Invisibility cloaks. With the return of the rain (hooray!), I’ve been working on sewing projects in the evenings after the kids are in bed, usually with some tea and a podcast. (I loved this episode on fall reading from the Girl Next Door Podcast, and Coffee and Crumbs' recent 2-part episode on friendship.) I finished a gray linen Forager Vest for myself, and two little capes for Sky and Iris-- Iris's in red with a mint-green lining printed with tiny Red Riding Hoods, and Sky's in Elsa-blue with a white flannel snowflake-print lining. Halloween was a little rough on everyone, as you can see above, but we more or less made it through
Hidden veggies. I've been getting creative mixing veggies into more of our family's meals, in an effort to diversify my 3-year-old's very limited food choices. (One epic fail was sneaking a little V8 into his fruit juice.

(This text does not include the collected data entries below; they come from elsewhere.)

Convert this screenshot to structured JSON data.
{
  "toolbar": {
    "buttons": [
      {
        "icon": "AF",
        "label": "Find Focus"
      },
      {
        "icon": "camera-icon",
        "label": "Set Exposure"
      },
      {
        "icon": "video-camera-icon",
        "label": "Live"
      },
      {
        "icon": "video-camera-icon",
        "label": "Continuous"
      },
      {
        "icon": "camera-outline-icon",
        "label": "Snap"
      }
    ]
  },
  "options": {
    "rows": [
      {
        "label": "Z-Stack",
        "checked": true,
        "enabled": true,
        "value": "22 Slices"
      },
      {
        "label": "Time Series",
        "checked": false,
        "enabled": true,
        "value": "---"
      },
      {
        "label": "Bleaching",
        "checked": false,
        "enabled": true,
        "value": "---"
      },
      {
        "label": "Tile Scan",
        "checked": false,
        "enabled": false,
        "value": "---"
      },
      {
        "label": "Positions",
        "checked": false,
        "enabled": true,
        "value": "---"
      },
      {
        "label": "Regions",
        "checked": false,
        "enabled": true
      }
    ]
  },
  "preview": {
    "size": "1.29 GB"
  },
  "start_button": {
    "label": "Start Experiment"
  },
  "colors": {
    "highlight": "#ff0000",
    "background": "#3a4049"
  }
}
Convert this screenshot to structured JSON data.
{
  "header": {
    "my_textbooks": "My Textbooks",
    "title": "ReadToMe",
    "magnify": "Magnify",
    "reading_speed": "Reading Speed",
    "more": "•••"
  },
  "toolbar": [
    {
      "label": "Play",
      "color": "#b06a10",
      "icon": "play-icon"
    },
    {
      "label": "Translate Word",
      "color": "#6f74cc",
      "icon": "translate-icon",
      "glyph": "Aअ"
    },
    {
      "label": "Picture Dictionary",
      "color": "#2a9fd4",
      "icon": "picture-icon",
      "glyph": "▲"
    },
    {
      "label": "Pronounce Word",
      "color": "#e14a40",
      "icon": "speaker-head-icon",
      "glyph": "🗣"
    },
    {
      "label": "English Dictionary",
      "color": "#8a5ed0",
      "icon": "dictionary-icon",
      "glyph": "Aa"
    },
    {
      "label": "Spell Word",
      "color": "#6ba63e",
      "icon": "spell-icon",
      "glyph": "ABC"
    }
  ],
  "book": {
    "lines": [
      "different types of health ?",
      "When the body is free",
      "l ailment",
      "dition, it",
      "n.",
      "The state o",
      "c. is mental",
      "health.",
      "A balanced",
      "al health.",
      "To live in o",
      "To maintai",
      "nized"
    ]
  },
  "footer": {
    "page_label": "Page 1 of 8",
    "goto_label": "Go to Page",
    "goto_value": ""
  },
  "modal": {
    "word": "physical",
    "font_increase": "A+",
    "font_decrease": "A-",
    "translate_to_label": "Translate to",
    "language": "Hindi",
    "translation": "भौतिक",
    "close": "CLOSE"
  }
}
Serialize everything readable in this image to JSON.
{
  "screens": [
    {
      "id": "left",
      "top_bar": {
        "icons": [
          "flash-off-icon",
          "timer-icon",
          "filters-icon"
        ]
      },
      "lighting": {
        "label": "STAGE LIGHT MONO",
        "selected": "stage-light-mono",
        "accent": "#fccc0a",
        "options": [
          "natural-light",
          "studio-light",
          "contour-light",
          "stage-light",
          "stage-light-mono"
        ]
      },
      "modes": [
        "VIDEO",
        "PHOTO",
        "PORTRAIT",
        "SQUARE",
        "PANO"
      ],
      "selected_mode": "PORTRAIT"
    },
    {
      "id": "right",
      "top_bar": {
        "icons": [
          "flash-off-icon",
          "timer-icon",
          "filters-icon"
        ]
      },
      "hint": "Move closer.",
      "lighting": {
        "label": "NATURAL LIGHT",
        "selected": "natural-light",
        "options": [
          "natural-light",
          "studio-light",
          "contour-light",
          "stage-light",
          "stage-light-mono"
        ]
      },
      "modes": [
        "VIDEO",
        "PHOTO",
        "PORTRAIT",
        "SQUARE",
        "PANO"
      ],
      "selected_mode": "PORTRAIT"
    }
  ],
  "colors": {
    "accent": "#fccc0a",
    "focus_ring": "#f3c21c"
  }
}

He was onto me: “I don't love dis, mama.”) Here are a few successes (he ate them) in case you want to repeat the experiment for yourself.
+ Grate half a carrot and a whole zucchini into any basic pancake recipe.
+ Grate one apple and one carrot into stovetop oatmeal, and be sure to let it simmer long enough to soften. Serve with milk and honey or brown sugar.
+ Double chocolate zucchini bread (this one stretches the idea of a “meal,” but I figured if I’m making dessert, might as well sneak some veggies in).
+ Cook and puree winter squash with chicken or veggie broth, then mix it into chicken noodle soup.
Magic Pumpkins. We grew our own jack-o-lanterns for the first time this year. Amazing to think they came from one small seed, in a mound of compost in the front yard.
Growth work. I've been working with a process therapist for almost two years now. I've grown so much from this work, which always pushes me to the edge of my comfort zone, in the best/hardest way. Recently I admired a print in the background of my therapist's room on the Zoom screen, and she pointed me to this incredible shop by artist and activist shreya delgado-shah flores. I bought myself a copy of this print, which celebrates the beautiful messy work of growth, something little seeds and gardeners know firsthand.